What differentiates Bitcoin from AI is that people need Bitcoin. It's its own killer app. AI is not so popular that people will pay for what it costs right now. And that means that most of the investment will be wasted. Like most hyped things in a fiat economy, it's doomed to have significant malinvestment.
A lot of people complain about Bitcoin businesses and how hard it is to make them profitable. In a sense, I get it. You want more people to have steady jobs and so on. But in another sense, I think this is the market speaking. You're not going to get paid from Bitcoiners easily and there's no flood of printed money looking for a place to go. At least there won't be once fiat money has run its course. Building a profitable company is hard and so few meet that mark, especially in a new segment as AI has shown.

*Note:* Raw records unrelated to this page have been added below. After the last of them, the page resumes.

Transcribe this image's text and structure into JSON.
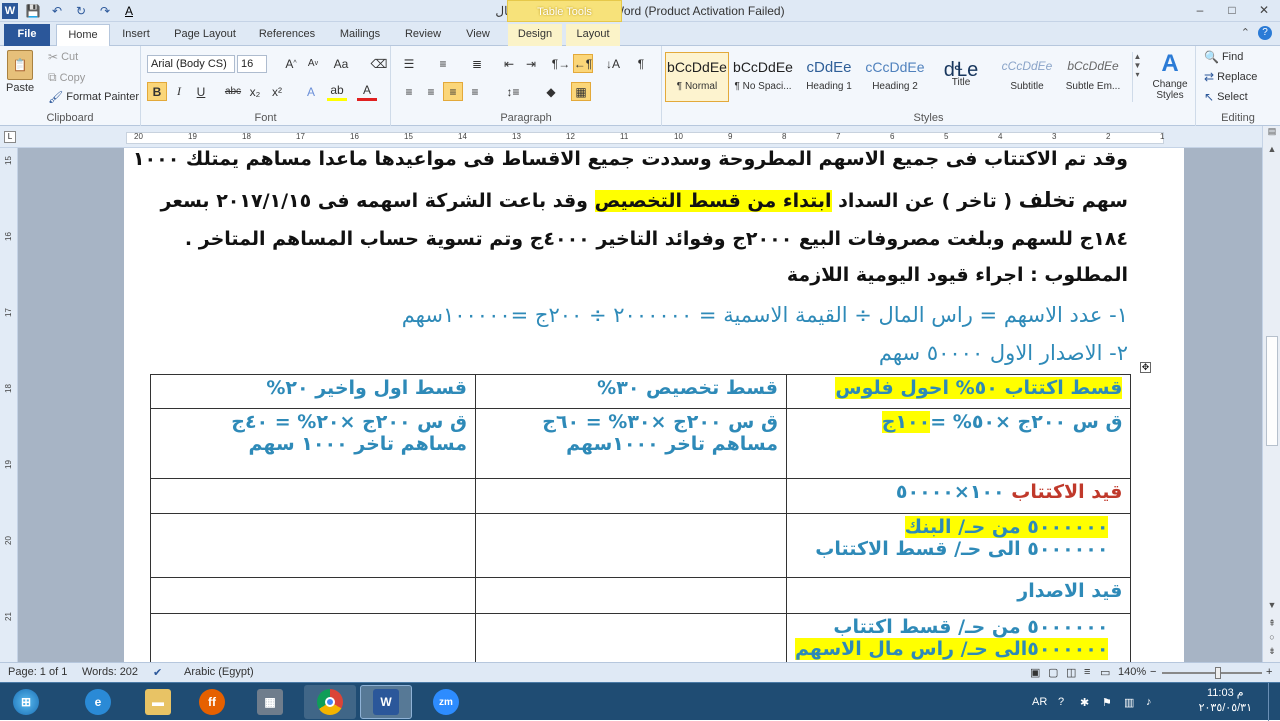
{
  "window": {
    "title": "لایف فاینال  -  Microsoft Word (Product Activation Failed)",
    "context_tab": "Table Tools",
    "min": "–",
    "max": "□",
    "close": "✕"
  },
  "qat": {
    "save": "💾",
    "undo": "↶",
    "redo": "↻",
    "repeat": "↷",
    "font_color": "A"
  },
  "tabs": [
    {
      "label": "File"
    },
    {
      "label": "Home"
    },
    {
      "label": "Insert"
    },
    {
      "label": "Page Layout"
    },
    {
      "label": "References"
    },
    {
      "label": "Mailings"
    },
    {
      "label": "Review"
    },
    {
      "label": "View"
    },
    {
      "label": "Design"
    },
    {
      "label": "Layout"
    }
  ],
  "clipboard": {
    "paste": "Paste",
    "cut": "Cut",
    "copy": "Copy",
    "format_painter": "Format Painter",
    "group": "Clipboard"
  },
  "font": {
    "name": "Arial (Body CS)",
    "size": "16",
    "group": "Font",
    "bold": "B",
    "italic": "I",
    "underline": "U",
    "strike": "abc",
    "sub": "x₂",
    "sup": "x²"
  },
  "paragraph": {
    "group": "Paragraph",
    "pilcrow": "¶"
  },
  "styles": {
    "group": "Styles",
    "items": [
      {
        "sample": "bCcDdEe",
        "name": "¶ Normal"
      },
      {
        "sample": "bCcDdEe",
        "name": "¶ No Spaci..."
      },
      {
        "sample": "cDdEe",
        "name": "Heading 1"
      },
      {
        "sample": "cCcDdEe",
        "name": "Heading 2"
      },
      {
        "sample": "dꞭe",
        "name": "Title"
      },
      {
        "sample": "cCcDdEe",
        "name": "Subtitle"
      },
      {
        "sample": "bCcDdEe",
        "name": "Subtle Em..."
      }
    ],
    "change": "Change Styles"
  },
  "editing": {
    "group": "Editing",
    "find": "Find",
    "replace": "Replace",
    "select": "Select"
  },
  "ruler": {
    "top": [
      "20",
      "19",
      "18",
      "17",
      "16",
      "15",
      "14",
      "13",
      "12",
      "11",
      "10",
      "9",
      "8",
      "7",
      "6",
      "5",
      "4",
      "3",
      "2",
      "1"
    ],
    "left": [
      "15",
      "16",
      "17",
      "18",
      "19",
      "20",
      "21"
    ]
  },
  "document": {
    "line1": "وقد تم الاكتتاب فى جميع الاسهم المطروحة وسددت جميع الاقساط فى مواعيدها ماعدا مساهم يمتلك ١٠٠٠",
    "line2_a": "سهم ",
    "line2_b": "تخلف",
    "line2_c": " ( تاخر )  عن السداد ",
    "line2_hl": "ابتداء من قسط التخصيص",
    "line2_d": " وقد باعت الشركة اسهمه فى ٢٠١٧/١/١٥ بسعر",
    "line3": "١٨٤ج للسهم وبلغت مصروفات البيع ٢٠٠٠ج وفوائد التاخير ٤٠٠٠ج وتم تسوية حساب المساهم المتاخر .",
    "line4": "المطلوب : اجراء قيود اليومية اللازمة",
    "line5": "١- عدد الاسهم = راس المال ÷ القيمة الاسمية = ٢٠٠٠٠٠٠ ÷ ٢٠٠ج =١٠٠٠٠٠سهم",
    "line6": "٢- الاصدار الاول ٥٠٠٠٠ سهم"
  },
  "table": {
    "r1": {
      "c1": "قسط اكتتاب ٥٠% احول فلوس",
      "c2": "قسط تخصيص ٣٠%",
      "c3": "قسط اول واخير  ٢٠%"
    },
    "r2": {
      "c1a": "ق س ٢٠٠ج ×٥٠% =",
      "c1b": "١٠٠ج",
      "c2a": "ق س ٢٠٠ج ×٣٠% = ٦٠ج",
      "c2b": "مساهم تاخر ١٠٠٠سهم",
      "c3a": "ق س ٢٠٠ج ×٢٠% = ٤٠ج",
      "c3b": "مساهم تاخر ١٠٠٠ سهم"
    },
    "r3": {
      "c1a": "قيد الاكتتاب",
      "c1b": " ١٠٠×٥٠٠٠٠"
    },
    "r4": {
      "c1a": "٥٠٠٠٠٠٠ من حـ/ البنك",
      "c1b": "٥٠٠٠٠٠٠  الى حـ/ قسط الاكتتاب"
    },
    "r5": {
      "c1": "قيد الاصدار"
    },
    "r6": {
      "c1a": "٥٠٠٠٠٠٠ من حـ/ قسط اكتتاب",
      "c1b": "٥٠٠٠٠٠٠الى حـ/ راس مال الاسهم"
    }
  },
  "status": {
    "page": "Page: 1 of 1",
    "words": "Words: 202",
    "language": "Arabic (Egypt)",
    "zoom": "140%",
    "zoom_level_percent": 140
  },
  "taskbar": {
    "apps": [
      "start",
      "ie",
      "explorer",
      "firefox",
      "calculator",
      "chrome",
      "word",
      "zoom"
    ],
    "lang": "AR",
    "time": "11:03 م",
    "date": "٢٠٣٥/٠٥/٣١"
  }
}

So in that way, I'm encouraged, because the companies that survive in Bitcoin will have something truly worthwhile. By contrast, the companies that survive in AI will probably be the ones that get subsidized the longest.
Agree that there's a lot of technological push rather than market pull Jimmy.

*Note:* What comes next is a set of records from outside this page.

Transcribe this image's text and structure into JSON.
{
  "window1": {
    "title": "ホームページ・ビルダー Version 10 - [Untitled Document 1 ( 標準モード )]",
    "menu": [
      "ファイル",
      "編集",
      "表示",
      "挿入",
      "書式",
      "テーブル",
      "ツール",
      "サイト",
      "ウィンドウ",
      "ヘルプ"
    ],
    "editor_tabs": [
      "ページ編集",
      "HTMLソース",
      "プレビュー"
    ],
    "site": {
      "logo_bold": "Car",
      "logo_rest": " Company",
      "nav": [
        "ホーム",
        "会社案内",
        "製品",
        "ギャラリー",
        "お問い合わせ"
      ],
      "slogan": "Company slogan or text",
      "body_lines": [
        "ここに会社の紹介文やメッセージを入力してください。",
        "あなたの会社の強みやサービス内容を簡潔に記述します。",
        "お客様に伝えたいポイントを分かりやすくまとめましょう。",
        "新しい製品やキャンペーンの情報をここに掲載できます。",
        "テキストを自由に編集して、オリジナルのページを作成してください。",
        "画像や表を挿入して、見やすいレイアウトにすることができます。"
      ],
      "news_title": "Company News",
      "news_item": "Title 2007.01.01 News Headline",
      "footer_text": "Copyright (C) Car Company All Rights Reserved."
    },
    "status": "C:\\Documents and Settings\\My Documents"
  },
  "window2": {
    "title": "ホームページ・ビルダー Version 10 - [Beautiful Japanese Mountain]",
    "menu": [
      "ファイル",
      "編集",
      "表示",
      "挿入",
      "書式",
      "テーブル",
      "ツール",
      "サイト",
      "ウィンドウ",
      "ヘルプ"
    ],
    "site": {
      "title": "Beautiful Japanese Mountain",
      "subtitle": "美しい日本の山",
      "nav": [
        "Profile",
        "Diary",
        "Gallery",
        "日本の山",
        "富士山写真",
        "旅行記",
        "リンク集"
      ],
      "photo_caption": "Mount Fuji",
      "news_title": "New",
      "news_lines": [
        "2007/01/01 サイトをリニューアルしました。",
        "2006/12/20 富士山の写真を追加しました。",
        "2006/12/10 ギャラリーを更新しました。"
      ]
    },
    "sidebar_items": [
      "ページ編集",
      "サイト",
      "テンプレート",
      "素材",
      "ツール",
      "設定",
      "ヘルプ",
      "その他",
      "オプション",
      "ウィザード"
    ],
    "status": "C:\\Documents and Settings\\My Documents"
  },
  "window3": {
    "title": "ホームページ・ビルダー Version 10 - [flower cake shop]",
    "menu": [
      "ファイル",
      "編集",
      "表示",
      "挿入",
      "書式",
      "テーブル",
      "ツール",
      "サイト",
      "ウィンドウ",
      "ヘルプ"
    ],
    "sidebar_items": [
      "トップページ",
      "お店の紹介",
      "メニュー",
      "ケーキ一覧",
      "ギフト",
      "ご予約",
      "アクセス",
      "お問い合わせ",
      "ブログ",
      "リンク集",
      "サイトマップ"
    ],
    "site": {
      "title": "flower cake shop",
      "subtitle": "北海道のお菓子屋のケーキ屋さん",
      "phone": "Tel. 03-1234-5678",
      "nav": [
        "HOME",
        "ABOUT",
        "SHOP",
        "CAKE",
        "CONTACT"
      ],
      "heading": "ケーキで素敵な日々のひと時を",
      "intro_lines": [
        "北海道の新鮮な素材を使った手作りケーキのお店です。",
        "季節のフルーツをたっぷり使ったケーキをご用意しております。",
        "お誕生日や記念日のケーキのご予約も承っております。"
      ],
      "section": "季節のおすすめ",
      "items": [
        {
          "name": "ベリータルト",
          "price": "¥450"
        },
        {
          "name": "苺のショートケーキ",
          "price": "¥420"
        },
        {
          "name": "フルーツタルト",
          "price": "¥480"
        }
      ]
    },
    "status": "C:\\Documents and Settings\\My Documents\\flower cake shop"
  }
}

At the same time, the same thing could be said of the early internet in the mid 90s. I bet you they even said the same thing about telegraph. It took Heaviside rewriting Maxwell's equations to make them practical.
It takes time for general purpose technologies to get a foot hold and find applications. We will see how it plays out.

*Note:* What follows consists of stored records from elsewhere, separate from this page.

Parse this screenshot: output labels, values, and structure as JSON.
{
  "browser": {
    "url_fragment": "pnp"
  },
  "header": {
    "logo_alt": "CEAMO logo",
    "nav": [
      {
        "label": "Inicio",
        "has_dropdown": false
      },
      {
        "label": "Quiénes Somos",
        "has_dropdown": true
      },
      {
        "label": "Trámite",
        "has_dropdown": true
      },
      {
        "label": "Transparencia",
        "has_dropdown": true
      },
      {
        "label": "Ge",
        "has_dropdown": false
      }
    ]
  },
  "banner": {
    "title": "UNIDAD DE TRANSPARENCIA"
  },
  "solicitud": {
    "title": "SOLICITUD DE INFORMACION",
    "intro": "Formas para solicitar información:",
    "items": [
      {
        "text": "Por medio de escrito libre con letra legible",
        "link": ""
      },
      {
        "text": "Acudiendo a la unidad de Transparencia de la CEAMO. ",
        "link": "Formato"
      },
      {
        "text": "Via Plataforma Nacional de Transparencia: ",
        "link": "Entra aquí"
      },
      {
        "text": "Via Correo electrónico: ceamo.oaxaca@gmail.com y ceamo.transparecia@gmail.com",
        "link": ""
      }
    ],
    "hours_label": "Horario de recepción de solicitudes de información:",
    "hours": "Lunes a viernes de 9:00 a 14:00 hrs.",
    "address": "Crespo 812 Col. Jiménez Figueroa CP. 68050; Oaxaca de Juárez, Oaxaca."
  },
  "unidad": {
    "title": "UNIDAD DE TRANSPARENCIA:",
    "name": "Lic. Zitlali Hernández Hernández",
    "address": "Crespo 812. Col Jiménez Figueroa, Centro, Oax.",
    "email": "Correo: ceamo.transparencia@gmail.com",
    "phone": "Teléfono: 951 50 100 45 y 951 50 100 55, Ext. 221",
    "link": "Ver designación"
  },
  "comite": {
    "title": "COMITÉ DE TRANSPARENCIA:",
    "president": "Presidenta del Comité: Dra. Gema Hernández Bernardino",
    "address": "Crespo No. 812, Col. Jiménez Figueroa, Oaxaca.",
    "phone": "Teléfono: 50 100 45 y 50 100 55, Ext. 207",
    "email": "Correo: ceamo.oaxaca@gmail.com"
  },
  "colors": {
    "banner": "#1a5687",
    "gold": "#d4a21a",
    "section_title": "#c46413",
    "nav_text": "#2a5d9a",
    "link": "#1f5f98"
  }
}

Personally, I'm trying to build AI applications in the most ethical, cypherpunk way possible that creates productivity gains & wealth for users.
reply
Finally something me and Jimmy can agree on
reply
+1.
I rarely agree with his ideas, but for once, this one hits home.
reply
Great piece. I have been so puzzled why people think AI is the solution to everything. In the past 30 years computers and internet only made the private sector more productive. During this time in the west, governments GREW in size where you would expect them to diminish due to higher productivity from technology. The state is an animal that can only grow until it pops, AI doesn't change that. Luckily, bitcoin will speed up that process and the big event is almost here. My advice: sit it out outside the west. Fireworks are great, but always keep a safe distance.
reply
The argument that they are hurling against Bitcoin must be hurled against AI as well. The power consumption to train an AI is enormous that they are keeping it from public scrutiny. But they are hellbent on "exposing" the gigantic power consumption of the Bitcoin Network even though it is just a fraction of the power consumption of the entire Interweb. Classic case of double standard.
reply
thanks for your thoughts Jimmy. Good stuff
reply
The beginning of certain level of shilling is in the air. It is called by many as AI. There are plenty of reason to hate it, this includes the funding that it has been getting with zero results. It is all talk with no substance whatsoever. While Bitcoin on the other hand is all work and action. The funding goes elsewhere chasing the wind while Bitcoin is chasing greatness.
reply
AI is another political tool to be used against those who think it's a blessing.
reply
Common denominator: GPUs (Nvidea CUDA code)
reply
very interesting point you make there, i think this is more of like war sort of think on the human's thinking and deciding for themselves in almost every aspect of life i mean there is no exit from it, it just indeed that AI is here to last and it will evolve eventually. i believe that retriving and sort of getting back thelost art of critical thinking to make ideas which shaped based on thoughts we solely make and we trust how it developed.
reply
That's why I teach my daughters about Bitcoin, and I force them to study from books, to prepare themselves, to compare everything they read and what they see, to exercise their thinking. AI is not making us lazy and this is not healthy for society.